One of my new year's resolutions was to be less judgmental.Gavel_judge_justice_266806_l

Every single member of my family laughed hysterically when they heard this idea.  I was deeply offended by their presumption that I could never be less judgmental, even though my sister and I have raised judging others to an art form.

So I've been seriously thinking about being judgmental.  Yesterday I wrote a post about finding and sharing faults about yourself in order to be a more sympathetic narrator.  The first fault I listed was being way too judgmental.

And yet, my family is right–I see being judgmental as an innate part of who I am, and rebel against any efforts to change that, new year's resolutions to the contrary.  Because being judgmental seems like part and parcel of being a writer.  I mean, c'mon, if I make my living being judgmental how can I cure myself of it?

Are Writers Judgmental?

So, help me out here.  Do you think writers are judgmental?  Isn't it part of what we do every time we put words on paper?  Think about it.  We choose one word over another, judging that it will suit the piece better.  We create a character, and decide which details will bring her to life.  We judge that one line of dialogue will be better than another, that this description works well and the other doesn't….writing is one long string of judgments. 

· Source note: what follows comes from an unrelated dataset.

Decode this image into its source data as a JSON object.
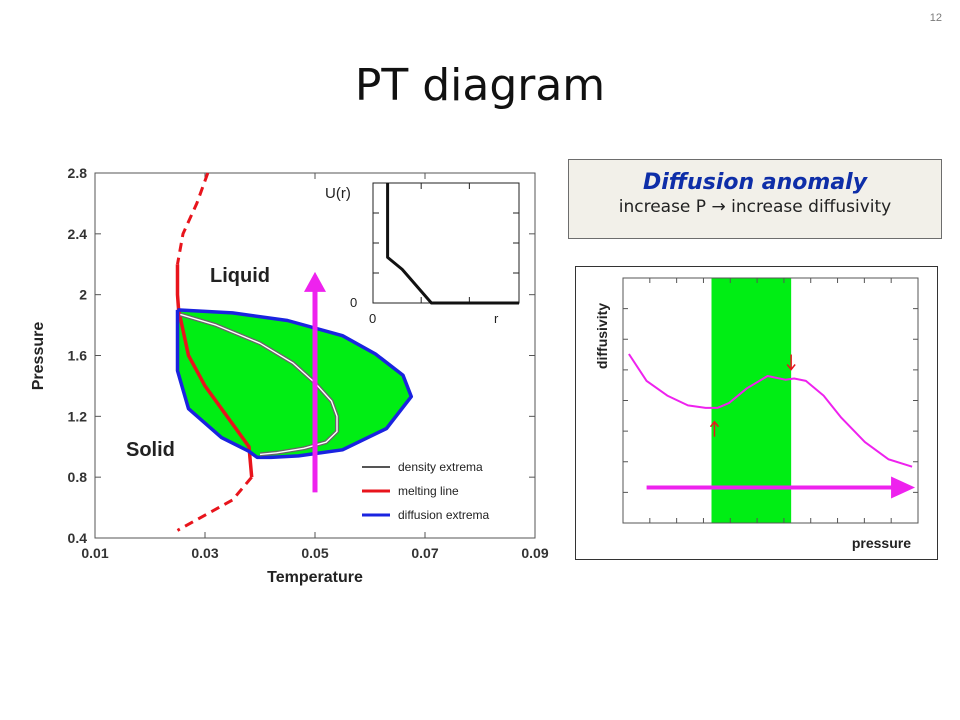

In order to back this considered behavioral justification opinion up, I consulted the dictionary. Here's the MacBookPro dictionary definition of judgment:

  • the ability to make considered decisions or come to sensible conclusions
  •  an opinion or conclusion

I rest my case! I am all about "considered decisions," and "sensible conclusions!"  Yes, that is me, the considered, sane, and judgmental writer.

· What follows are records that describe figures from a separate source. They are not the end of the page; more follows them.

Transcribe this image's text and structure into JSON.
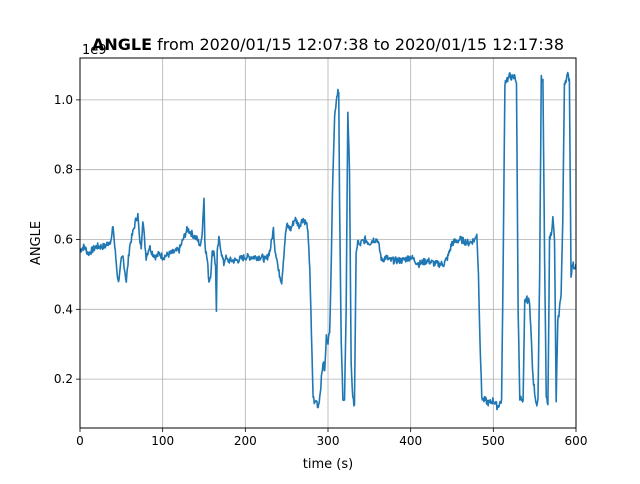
{
  "figure": {
    "title_bold": "ANGLE",
    "title_rest": " from 2020/01/15 12:07:38 to 2020/01/15 12:17:38"
  },
  "chart_data": {
    "type": "line",
    "title": "ANGLE from 2020/01/15 12:07:38 to 2020/01/15 12:17:38",
    "xlabel": "time (s)",
    "ylabel": "ANGLE",
    "y_offset_text": "1e9",
    "xlim": [
      0,
      600
    ],
    "ylim": [
      0.06,
      1.12
    ],
    "y_scale_note": "values are multiplied by 1e9",
    "xticks": [
      0,
      100,
      200,
      300,
      400,
      500,
      600
    ],
    "yticks": [
      0.2,
      0.4,
      0.6,
      0.8,
      1.0
    ],
    "xtick_labels": [
      "0",
      "100",
      "200",
      "300",
      "400",
      "500",
      "600"
    ],
    "ytick_labels": [
      "0.2",
      "0.4",
      "0.6",
      "0.8",
      "1.0"
    ],
    "grid": true,
    "line_color": "#1f77b4",
    "series": [
      {
        "x": [
          0,
          5,
          10,
          20,
          30,
          38,
          40,
          42,
          44,
          46,
          48,
          50,
          52,
          56,
          60,
          64,
          68,
          70,
          72,
          74,
          76,
          78,
          80,
          84,
          88,
          92,
          96,
          100,
          110,
          120,
          128,
          130,
          134,
          138,
          142,
          146,
          148,
          150,
          151,
          152,
          154,
          156,
          158,
          160,
          162,
          164,
          165,
          166,
          168,
          170,
          172,
          174,
          176,
          178,
          180,
          190,
          200,
          210,
          220,
          225,
          230,
          232,
          234,
          236,
          238,
          240,
          244,
          248,
          250,
          255,
          260,
          265,
          270,
          275,
          278,
          280,
          282,
          284,
          286,
          288,
          290,
          292,
          294,
          296,
          298,
          300,
          302,
          304,
          306,
          308,
          310,
          312,
          313,
          314,
          316,
          318,
          320,
          322,
          324,
          326,
          328,
          330,
          332,
          334,
          336,
          338,
          340,
          345,
          350,
          355,
          360,
          365,
          370,
          375,
          380,
          390,
          400,
          410,
          420,
          430,
          440,
          445,
          450,
          460,
          470,
          478,
          480,
          482,
          484,
          486,
          488,
          490,
          495,
          500,
          505,
          510,
          512,
          514,
          516,
          518,
          520,
          524,
          526,
          528,
          530,
          532,
          534,
          536,
          538,
          540,
          544,
          548,
          552,
          554,
          556,
          558,
          560,
          562,
          564,
          566,
          568,
          570,
          572,
          574,
          576,
          578,
          580,
          582,
          584,
          586,
          588,
          590,
          592,
          594,
          596,
          598,
          600
        ],
        "values": [
          0.57,
          0.58,
          0.56,
          0.58,
          0.58,
          0.6,
          0.64,
          0.58,
          0.53,
          0.48,
          0.5,
          0.54,
          0.55,
          0.48,
          0.58,
          0.62,
          0.66,
          0.67,
          0.6,
          0.58,
          0.66,
          0.6,
          0.55,
          0.58,
          0.56,
          0.55,
          0.56,
          0.55,
          0.56,
          0.57,
          0.62,
          0.63,
          0.62,
          0.61,
          0.6,
          0.58,
          0.63,
          0.72,
          0.6,
          0.57,
          0.54,
          0.48,
          0.5,
          0.56,
          0.57,
          0.52,
          0.4,
          0.56,
          0.6,
          0.58,
          0.55,
          0.53,
          0.55,
          0.54,
          0.54,
          0.54,
          0.55,
          0.55,
          0.55,
          0.54,
          0.57,
          0.6,
          0.63,
          0.57,
          0.55,
          0.51,
          0.48,
          0.6,
          0.64,
          0.63,
          0.66,
          0.64,
          0.66,
          0.64,
          0.52,
          0.32,
          0.15,
          0.13,
          0.14,
          0.12,
          0.15,
          0.2,
          0.25,
          0.22,
          0.32,
          0.31,
          0.33,
          0.55,
          0.8,
          0.95,
          1.0,
          1.03,
          1.02,
          0.7,
          0.3,
          0.15,
          0.14,
          0.4,
          0.97,
          0.8,
          0.25,
          0.14,
          0.13,
          0.55,
          0.6,
          0.58,
          0.59,
          0.6,
          0.59,
          0.6,
          0.6,
          0.54,
          0.55,
          0.54,
          0.54,
          0.54,
          0.55,
          0.53,
          0.54,
          0.53,
          0.53,
          0.55,
          0.59,
          0.6,
          0.59,
          0.6,
          0.62,
          0.5,
          0.3,
          0.15,
          0.14,
          0.14,
          0.13,
          0.14,
          0.12,
          0.14,
          0.55,
          1.05,
          1.06,
          1.06,
          1.07,
          1.06,
          1.07,
          1.05,
          0.4,
          0.15,
          0.14,
          0.13,
          0.42,
          0.43,
          0.42,
          0.2,
          0.13,
          0.14,
          0.5,
          1.06,
          1.05,
          0.55,
          0.15,
          0.12,
          0.6,
          0.62,
          0.66,
          0.6,
          0.14,
          0.36,
          0.4,
          0.45,
          0.65,
          1.05,
          1.06,
          1.07,
          1.06,
          0.5,
          0.53,
          0.52,
          0.53
        ]
      }
    ]
  }
}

So why does being judgmental make me feel bad?

The Writer Confesses

Being judgmental makes me feel bad because judging someone else separates me from them.  Because there's an automatic ego thing going on–in my judgment I'm either thinking that I am better than them or they are better than me.  And in that judgment there's a removal from the present moment.  I'm trying my best to learn that all we really have is the present moment, and in this learning I see how many things take us away from it.  Because judgment is really just another form of fear, and damn it, I don't want to live a life ruled by fear.  Do you?

I happen to have a friend who I deem as being incredibly non-judgmental (you know who you are, Sue).  And she's a damn good writer, too.  So how does she transcend being judgmental and still manage to be a good writer?  I think it is because she replaces judgment with curiosity.   While I might hear of someone starting a new endeavor and think dark, jealous thoughts about how I should have had that idea and furthermore if I had had that idea I'd make a million from it, not the one paltry penny that they will make.  But Sue would hear about the new endeavor and just ask a million questions because she was just curious and interested.

Even writing about the difference in approaches I can feel the different energy they evoke.  Sigh.  So I guess this means I'm going to have to stick with my resolution to be less judgmental and just buck up and realize that it in no way means I am going to be less of a writer.  Because I will replace judgment with curiosity.  I will be sane, considered, and curious.

But I reserve the right to hold onto the other faults on my list.  Rebelling against authority now being number one.  Anybody for a writer's riot?